Publié le

Le rapport à l’image aux fondements de l’œuvre

Jusqu’au 6 janvier 2020, le Palais des Beaux-Arts de Lille accueille l’exposition « Le Rêve d’être
artiste »
. En partenariat avec Cité Philo, Régis Cotentin, commissaire de l’exposition, a animé une conférence
à l’auditorium du Palais. Paul Audi,
philosophe, et Olivier Blanckart,
artiste dont plusieurs œuvres sont exposées, ont discuté des rapports entre le
créateur, la création et sa perception par le public.

 

Le rapport à l’image aux fondements de
l’œuvre

 

Le travail d’Olivier Blanckart
part du constat que « nous vivons
dans un monde saturé d’images ; notre réel ce sont les images »
.
Une partie de ses œuvres repose sur des personnalités publiques de notre époque.
Elles ne sont pas dans forcément dans la représentation séduisante mais elles
soignent leur image à grand renfort de codes visuels : imaginerait-on
Donald Trump sans sa mèche blonde ? Autant de personnalités « condamnées à être fidèles à l’image
qu’elles ont fixée d’elles-mêmes »
, somme toute. La « marginalité de l’artiste »
lui laisse alors toute possibilité de se moquer d’eux, en les parodiant.

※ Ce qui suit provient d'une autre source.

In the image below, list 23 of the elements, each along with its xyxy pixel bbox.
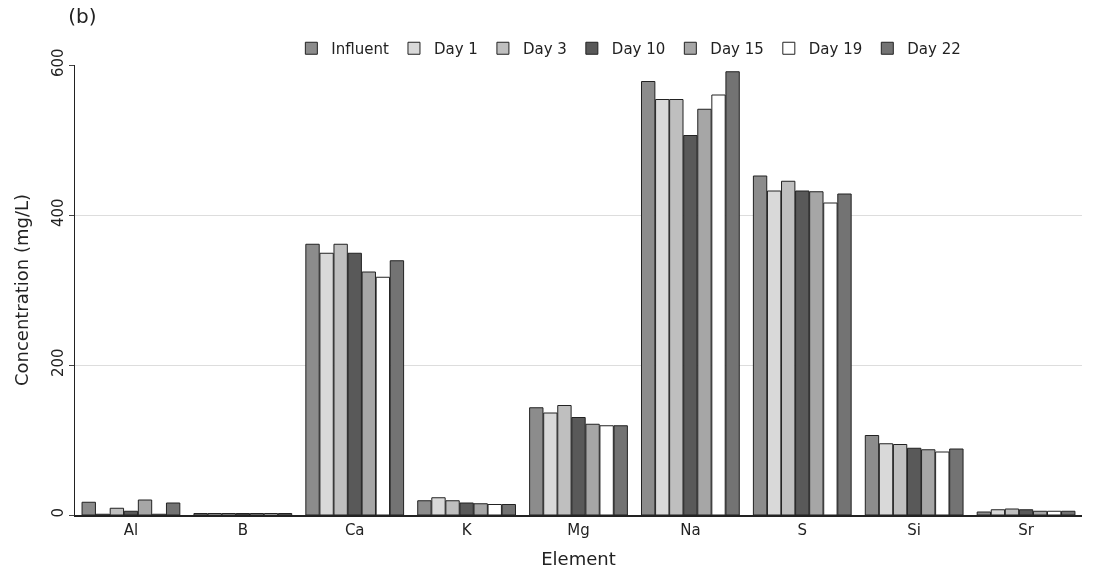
y-axis-title: Concentration (mg/L) <box>11 193 33 387</box>
x-tick-label: Al <box>123 520 139 539</box>
y-tick-label: 0 <box>49 507 67 518</box>
x-tick-label: Si <box>907 520 922 539</box>
legend-label: Day 19 <box>808 40 863 59</box>
x-tick-label: Ca <box>344 520 365 539</box>
x-tick-label: Na <box>680 520 701 539</box>
legend-label: Influent <box>331 40 389 59</box>
legend-label: Day 22 <box>907 40 961 59</box>
x-tick-label: S <box>797 520 808 539</box>
y-tick-label: 600 <box>49 48 67 78</box>
legend-label: Day 15 <box>710 40 764 59</box>
legend-label: Day 1 <box>433 40 478 59</box>
legend-label: Day 3 <box>522 40 567 59</box>
legend-label: Day 10 <box>611 40 666 59</box>
chart-title: (b) <box>68 3 97 28</box>
x-tick-label: Sr <box>1018 520 1035 539</box>
y-tick-label: 200 <box>49 348 67 378</box>
x-tick-label: Mg <box>567 520 590 539</box>
x-tick-label: B <box>237 520 248 539</box>
x-axis-title: Element <box>541 548 616 570</box>
y-tick-label: 400 <box>49 198 67 228</box>
x-tick-label: K <box>461 520 473 539</box>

A l’origine de toute création
artistique, « c’est un corps vivant
qui est à l’œuvre »
rappelle-t-il. Quand il fait une photographie, il
se met parfois en scène et s’auto-représente. Le professeur des Beaux-Arts de
Paris est, par exemple, un fervent défenseur de la « sculpture d’expression humaine » et des modèles
vivants.

 

L’éthique, l’esthétique et l’artiste

 

Paul Audi est à l’origine du concept d’« esth/éthique ». Parmi toutes les façons différentes
d’aborder l’art, il a choisi de voir l’œuvre comme un énoncé, formé d’une
proposition qui repose sur une énonciation. Il s’agit de « raccorder l’œuvre au créateur, le Je qui agit et l’œuvre qui en
résulte ».
L’esth/éthique serait un « point de recouvrement entre l’éthique et l’esthétique ».
Le philosophe part du principe que toute création vient d’un vœu, une
aspiration. La réception publique accompagne, parfois, ce vœu : « Stravinsky produit un choc
révolutionnaire, Koons provoque un choc conservateur »
, répond Olivier
Blanckart à une question du public sur le rapport entre l’époque et l’œuvre.

 

Quelques mots du commissaire de
l’exposition Le Rêve d’Etre Artiste

 

Au Beau Café de l’atrium du
Palais des Beaux-Arts, nous avons discuté avec Régis Cotentin, l’un commissaires
de l’exposition. Il nous explique que l’objectif est de « rendre compte de l’évolution du statut et de l’image de l’artiste au sein de la société, et donc aussi de la mutation
de son rôle social au fil du temps, de la Renaissance à aujourd’hui»
. L’exposition montre l’artiste comme un
être humain dont la vision du monde évolue selon les circonstances, les
opportunités, au gré des rencontres, des hauts et des bas de l’existence. « Comme tous, il cherche comment faire
pour vivre sa vie, à donner du sens à son existence… La création dépend aussi des
bonnes ou mauvaises conditions de ‘la vie d’artiste’ qui n’est pas seulement
faite de projets et d’inspiration
. Peut-être
faudrait-il rajouter un point d’interrogation au titre : ‘ Le rêve
d’être artiste (?)’ »
. Pendant la conférence, Olivier Blanckart
n’a pas non plus occulté la dimension « institutionnelle
et économique »
de son art : parfois, il n’a pas les moyens de
monter ses projets, qu’il garde en maquettes ou en idées.

À travers la peinture, la sculpture,
l’installation, la vidéo et la photo, l’exposition participe peut-être à une
forme de ‘désacralisation’, en rappelant ce qu’est un artiste, fondamentalement,
pour reprendre Nietzsche, un « humain, trop humain ». Régis Cotentin termine
par une conviction personnelle : « on
ne perd pas en grâce en accompagnant le discours artistique de ce corolaire plus
prosaïque, plus pragmatique, car c’est aussi ça, devenir artiste et le rester
dans la durée. Transformer les empêchements en sources d’inspiration, cela fait
également partie du processus créatif.»